Hacker news

Top
New
Past
Ask
Show
Jobs

I built a vulnerable app and spent $1,500 seeing if LLMs could hack it (https://kasra.blog)

398 points by jc4p 2 days ago | 216 comments | View on ycombinator

SOLAR_FIELDS 2 days ago |

One interesting takeaway is the low score on Anthropic models from this benchmark. It’s not because of capability, it’s because Anthropic’s guardrails prevented it from solving the problem.

I noticed with each model release Anthropic constrains the model more security wise. Its propensity to refuse doing legitimate work has been increasing. It now puts up more resistance around performing logins, handling credentials on behalf of the user, etc.
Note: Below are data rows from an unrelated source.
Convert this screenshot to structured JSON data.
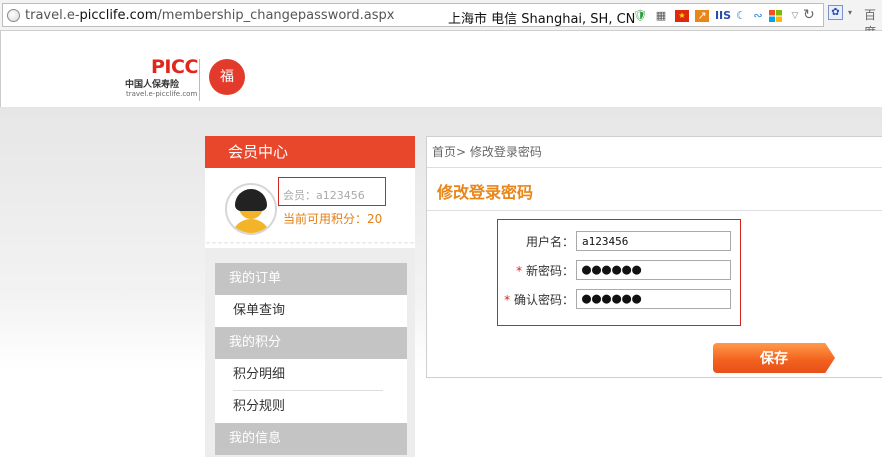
{
  "browser": {
    "url_prefix": "travel.e-",
    "url_domain": "picclife.com",
    "url_path": "/membership_changepassword.aspx",
    "location": "上海市 电信   Shanghai, SH, CN",
    "ext_iis": "IIS",
    "search_mini": "百度"
  },
  "header": {
    "logo_brand": "PICC",
    "logo_company": "中国人保寿险",
    "logo_domain": "travel.e-picclife.com",
    "logo_seal": "福"
  },
  "sidebar": {
    "title": "会员中心",
    "member_label": "会员：a123456",
    "points_label": "当前可用积分：20",
    "menu": [
      {
        "label": "我的订单",
        "type": "group"
      },
      {
        "label": "保单查询",
        "type": "item"
      },
      {
        "label": "我的积分",
        "type": "group"
      },
      {
        "label": "积分明细",
        "type": "item"
      },
      {
        "label": "积分规则",
        "type": "item"
      },
      {
        "label": "我的信息",
        "type": "group"
      }
    ]
  },
  "main": {
    "breadcrumb": "首页> 修改登录密码",
    "title": "修改登录密码",
    "form": {
      "username_label": "用户名：",
      "username_value": "a123456",
      "new_password_label": "新密码：",
      "new_password_value": "●●●●●●",
      "confirm_password_label": "确认密码：",
      "confirm_password_value": "●●●●●●",
      "required_mark": "*"
    },
    "save_label": "保存"
  },
  "colors": {
    "accent_red": "#e8472b",
    "title_orange": "#e8861a",
    "highlight_box": "#d2261b"
  }
}
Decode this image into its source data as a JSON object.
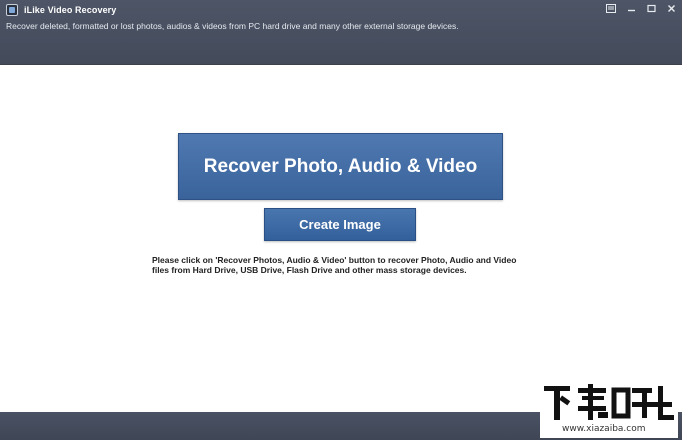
{
  "window": {
    "title": "iLike Video Recovery",
    "subtitle": "Recover deleted, formatted or lost photos, audios & videos from PC hard drive and many other external storage devices.",
    "controls": [
      "menu-icon",
      "minimize-icon",
      "maximize-icon",
      "close-icon"
    ]
  },
  "main": {
    "recover_button_label": "Recover Photo, Audio & Video",
    "create_image_button_label": "Create Image",
    "help_line_1": "Please click on 'Recover Photos, Audio & Video' button to recover Photo, Audio and Video",
    "help_line_2": "files from Hard Drive, USB Drive, Flash Drive and other mass storage devices."
  },
  "watermark": {
    "url": "www.xiazaiba.com"
  },
  "colors": {
    "titlebar": "#4a5568",
    "button": "#3f6aa3",
    "footer": "#454c5c"
  }
}
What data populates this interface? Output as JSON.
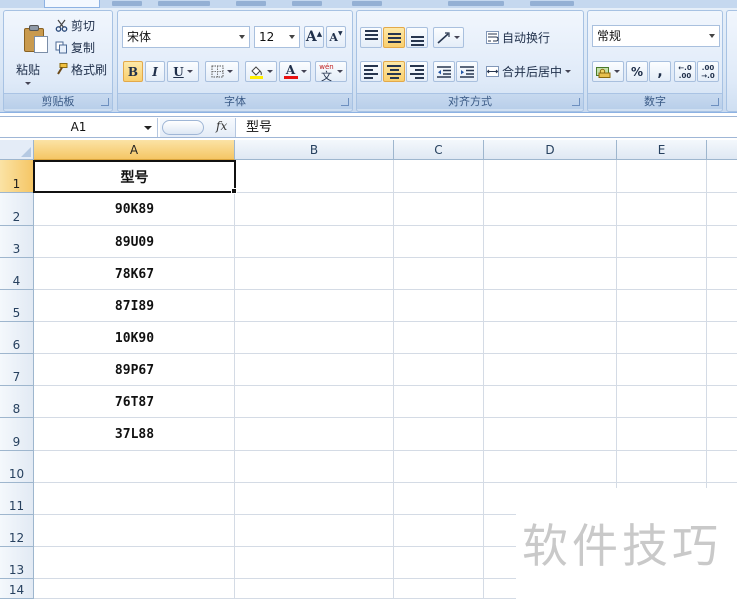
{
  "ribbon": {
    "clipboard": {
      "paste": "粘贴",
      "cut": "剪切",
      "copy": "复制",
      "format_painter": "格式刷",
      "label": "剪贴板"
    },
    "font": {
      "name": "宋体",
      "size": "12",
      "grow": "A",
      "shrink": "A",
      "bold": "B",
      "italic": "I",
      "underline": "U",
      "font_color_glyph": "A",
      "phonetic_top": "wén",
      "phonetic_glyph": "文",
      "label": "字体"
    },
    "alignment": {
      "wrap_text": "自动换行",
      "merge_center": "合并后居中",
      "label": "对齐方式"
    },
    "number": {
      "format": "常规",
      "percent": "%",
      "comma": ",",
      "inc_decimal_top": "←.0",
      "inc_decimal_bottom": ".00",
      "dec_decimal_top": ".00",
      "dec_decimal_bottom": "→.0",
      "label": "数字"
    }
  },
  "formula_bar": {
    "name_box": "A1",
    "fx": "fx",
    "content": "型号"
  },
  "grid": {
    "columns": [
      "A",
      "B",
      "C",
      "D",
      "E"
    ],
    "rows": [
      "1",
      "2",
      "3",
      "4",
      "5",
      "6",
      "7",
      "8",
      "9",
      "10",
      "11",
      "12",
      "13",
      "14"
    ],
    "column_a": [
      "型号",
      "90K89",
      "89U09",
      "78K67",
      "87I89",
      "10K90",
      "89P67",
      "76T87",
      "37L88"
    ]
  },
  "watermark": "软件技巧",
  "colors": {
    "selected_header": "#f5c665",
    "ribbon_bg": "#dfeaf8",
    "grid_line": "#d4dbe5",
    "font_color_bar": "#e81010",
    "highlight_bar": "#ffee00"
  }
}
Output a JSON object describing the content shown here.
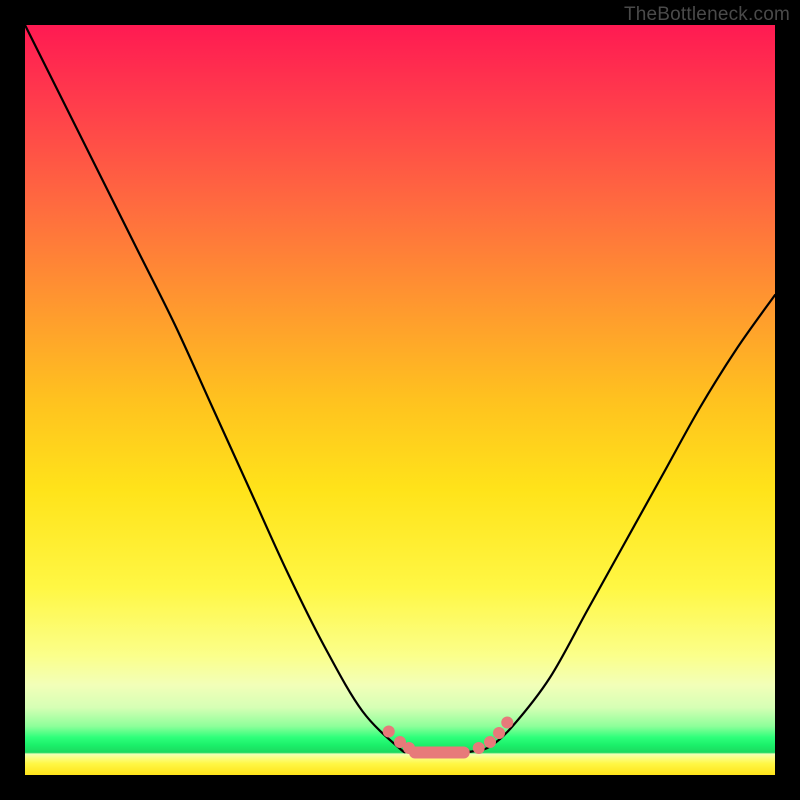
{
  "watermark": "TheBottleneck.com",
  "chart_data": {
    "type": "line",
    "title": "",
    "xlabel": "",
    "ylabel": "",
    "xlim": [
      0,
      100
    ],
    "ylim": [
      0,
      100
    ],
    "grid": false,
    "legend": false,
    "background_gradient": {
      "direction": "vertical",
      "stops": [
        {
          "pct": 0,
          "color": "#ff1a52"
        },
        {
          "pct": 25,
          "color": "#ff6e3e"
        },
        {
          "pct": 50,
          "color": "#ffc21f"
        },
        {
          "pct": 75,
          "color": "#fff744"
        },
        {
          "pct": 90,
          "color": "#f2ffb8"
        },
        {
          "pct": 95,
          "color": "#2eff7a"
        },
        {
          "pct": 100,
          "color": "#ffe31a"
        }
      ]
    },
    "series": [
      {
        "name": "bottleneck-curve",
        "stroke": "#000000",
        "x": [
          0,
          5,
          10,
          15,
          20,
          25,
          30,
          35,
          40,
          45,
          50,
          51,
          53,
          55,
          58,
          60,
          62,
          65,
          70,
          75,
          80,
          85,
          90,
          95,
          100
        ],
        "y": [
          100,
          90,
          80,
          70,
          60,
          49,
          38,
          27,
          17,
          8.5,
          3.5,
          3.2,
          3.0,
          3.0,
          3.0,
          3.2,
          3.8,
          6.5,
          13,
          22,
          31,
          40,
          49,
          57,
          64
        ]
      }
    ],
    "markers": [
      {
        "name": "highlight-beads-left",
        "color": "#e77a7a",
        "shape": "round",
        "points": [
          {
            "x": 48.5,
            "y": 5.8
          },
          {
            "x": 50.0,
            "y": 4.4
          },
          {
            "x": 51.2,
            "y": 3.6
          }
        ]
      },
      {
        "name": "highlight-strip-bottom",
        "color": "#e77a7a",
        "shape": "pill",
        "points": [
          {
            "x": 52.0,
            "y": 3.0
          },
          {
            "x": 58.5,
            "y": 3.0
          }
        ]
      },
      {
        "name": "highlight-beads-right",
        "color": "#e77a7a",
        "shape": "round",
        "points": [
          {
            "x": 60.5,
            "y": 3.6
          },
          {
            "x": 62.0,
            "y": 4.4
          },
          {
            "x": 63.2,
            "y": 5.6
          },
          {
            "x": 64.3,
            "y": 7.0
          }
        ]
      }
    ]
  }
}
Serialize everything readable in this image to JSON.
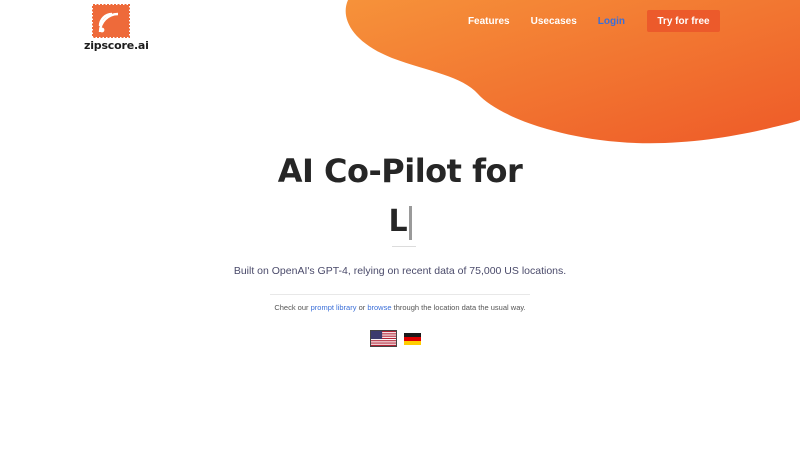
{
  "brand": {
    "name": "zipscore.ai",
    "accent_color": "#ec5a2b"
  },
  "nav": {
    "items": [
      {
        "label": "Features"
      },
      {
        "label": "Usecases"
      },
      {
        "label": "Login"
      }
    ],
    "cta_label": "Try for free"
  },
  "hero": {
    "title": "AI Co-Pilot for",
    "typed_text": "L",
    "subtitle": "Built on OpenAI's GPT-4, relying on recent data of 75,000 US locations."
  },
  "helper": {
    "prefix": "Check our",
    "prompt_library_label": "prompt library",
    "middle": "or",
    "browse_label": "browse",
    "suffix": "through the location data the usual way."
  },
  "languages": [
    {
      "icon": "us-flag-icon"
    },
    {
      "icon": "germany-flag-icon"
    }
  ]
}
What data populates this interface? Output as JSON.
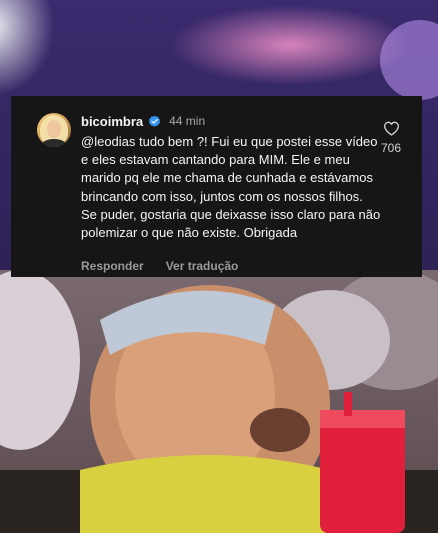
{
  "comment": {
    "username": "bicoimbra",
    "time": "44 min",
    "text": "@leodias tudo bem ?! Fui eu que postei esse vídeo e eles estavam cantando para MIM. Ele e meu marido pq ele me chama de cunhada e estávamos brincando com isso, juntos com os nossos filhos. Se puder, gostaria que deixasse isso claro para não polemizar o que não existe. Obrigada",
    "like_count": "706",
    "reply_label": "Responder",
    "translate_label": "Ver tradução",
    "verified_icon": "verified-badge-icon",
    "like_icon": "heart-icon"
  },
  "colors": {
    "card_background": "#161616",
    "verified_blue": "#3897f0",
    "text_primary": "#f5f5f5",
    "text_secondary": "#a8a8a8"
  }
}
For myself, it’s already gotten to the point where it has mildly affected the usefulness of the model. If I bump on some action I want it to do I can usually work around it, but I suspice the ability to do so will close with each new release. Eventually I’ll reach a point where I am forced to choose between the useful aspects of the model and the limiting ones instead of just picking the most capable model out there

Eventually these models will significantly suffer from overfitting to the least common denominator. If I have this beautiful deterministic setup that swaps secrets out in flight so the LLM never sees them, I’m going to be really annoyed when the LLM still won’t send them out because it is trained to deal with the 99% of people just doing the dumb thing

mariopt 2 days ago |

The methodoly used is quite naive.

I've used glm 5.1 on fairly advanced crackme challenges (example: https://crackmes.one/crackme/698f40f1e2ba6023bfacaa82), and to my suprise it was able to patch binaries, doing runtime analysis, bypassing anti debug techniques, etc.

Expecting the model to do everything by itself is unrealistic, I found that working along the modal works really well. I'm not speaking about spoiling the solution, just tell it which direction to explore. Chinese models are much more capable than people give it credit for, but Claude/Codex won the marketing game.

The only usecase of this methodology would be for CI integration, which can be nice but I think security reviews still need human attention and expertise.

dwa3592 2 days ago |

Nice exercise. Couple things:

- I think the exercise was inconclusive for Claude and Gemini because they hardly tried to solve the task at hand. So the scores don't mean much.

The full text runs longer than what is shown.